La question de l’aptitude au placement ne doit toutefois pas s’apprécier seulement en fonction du temps à disposition, mais encore au regard des perspectives concrètes d’engagement sur le marché du travail concerné par les recherches d’emploi effectuées, compte tenu également de la conjoncture et de l’ensemble des circonstances particulières du cas (TFA C 287/03 du 12 mai 2004 consid. 3.2). Il convient dès lors de prendre en considération la durée de la disponibilité, les habitudes dans la branche, la qualité des recherches d’emploi, le moment où la personne assurée a débuté ses recherches, ainsi que sa formation et son expérience (TFA C 147/05 du 4 octobre 2005 consid. 2.2). La période de l’année au cours de laquelle l’inscription au chômage a lieu joue également un rôle. Il en va de même des conditions du marché du travail concerné par les recherches d’emploi effectuées. Plus la demande sur le marché de l’emploi à prendre en considération est forte, plus les exigences relatives à la disponibilité dans le temps pour l’exercice d’une activité donnée sont généralement réduites (TF 8C_130/2010 du 20 septembre 2010 consid. 5.1 ; TFA C 287/03 précité consid. 3.2 ; Rubin, op. cit., n° 57 ad art. 15 LACI). En définitive, il s’agit de déterminer si l’on peut vraisemblablement s’attendre à ce qu’un employeur engage la personne assurée pour la période durant laquelle elle est concrètement disponible (ATF 146 V 210 consid. 3.1 ; 126 V 520 consid. 3a).

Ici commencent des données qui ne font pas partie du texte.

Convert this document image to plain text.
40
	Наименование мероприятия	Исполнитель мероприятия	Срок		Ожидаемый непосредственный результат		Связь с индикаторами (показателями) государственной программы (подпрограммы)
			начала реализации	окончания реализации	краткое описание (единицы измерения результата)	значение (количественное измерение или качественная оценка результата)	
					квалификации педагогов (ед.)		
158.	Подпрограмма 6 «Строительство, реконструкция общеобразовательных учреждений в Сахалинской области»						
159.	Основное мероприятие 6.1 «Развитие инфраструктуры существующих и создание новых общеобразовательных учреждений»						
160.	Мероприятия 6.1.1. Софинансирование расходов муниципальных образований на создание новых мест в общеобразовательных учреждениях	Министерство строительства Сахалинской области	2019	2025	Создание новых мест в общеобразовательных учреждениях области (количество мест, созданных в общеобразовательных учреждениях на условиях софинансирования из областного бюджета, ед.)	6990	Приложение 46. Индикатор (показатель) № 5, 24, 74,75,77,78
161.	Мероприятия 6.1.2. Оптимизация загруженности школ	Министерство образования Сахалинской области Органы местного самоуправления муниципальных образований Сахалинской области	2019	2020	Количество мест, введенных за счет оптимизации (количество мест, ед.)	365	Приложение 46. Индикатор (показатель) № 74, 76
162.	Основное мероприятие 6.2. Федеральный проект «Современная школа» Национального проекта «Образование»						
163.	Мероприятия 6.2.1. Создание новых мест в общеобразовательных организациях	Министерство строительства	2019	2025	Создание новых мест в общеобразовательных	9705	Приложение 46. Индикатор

c) Le fait d’accepter un emploi ou une activité indépendante non libre immédiatement ne doit pas conduire à pénaliser le chômeur, même si sa disponibilité avant l’entrée en service est faible (ATF 111 V 38 consid. 3b ; 110 V 207 ; DTA 1981 p. 85 consid. 3). Les chômeurs qui acceptent une place non libre de suite ne se retirent pas du marché du travail et ne font que respecter leur obligation de diminuer le dommage à l’assurance. C’est pourquoi l’aptitude au placement doit alors être admise jusqu’à la date de l’entrée en service. Dans l’éventualité dont il est question ici, l’espoir hypothétique de trouver une place plus tôt est contrebalancé par le risque de rester au chômage plus longtemps. Cette jurisprudence ne s’applique pas lorsque l’activité non libre immédiatement est un stage n’ayant pas les caractéristiques d’un emploi (DTA 1996/1997 p. 197 consid. 2c ; arrêt C 240/06 du 25 octobre 2007 consid. 4).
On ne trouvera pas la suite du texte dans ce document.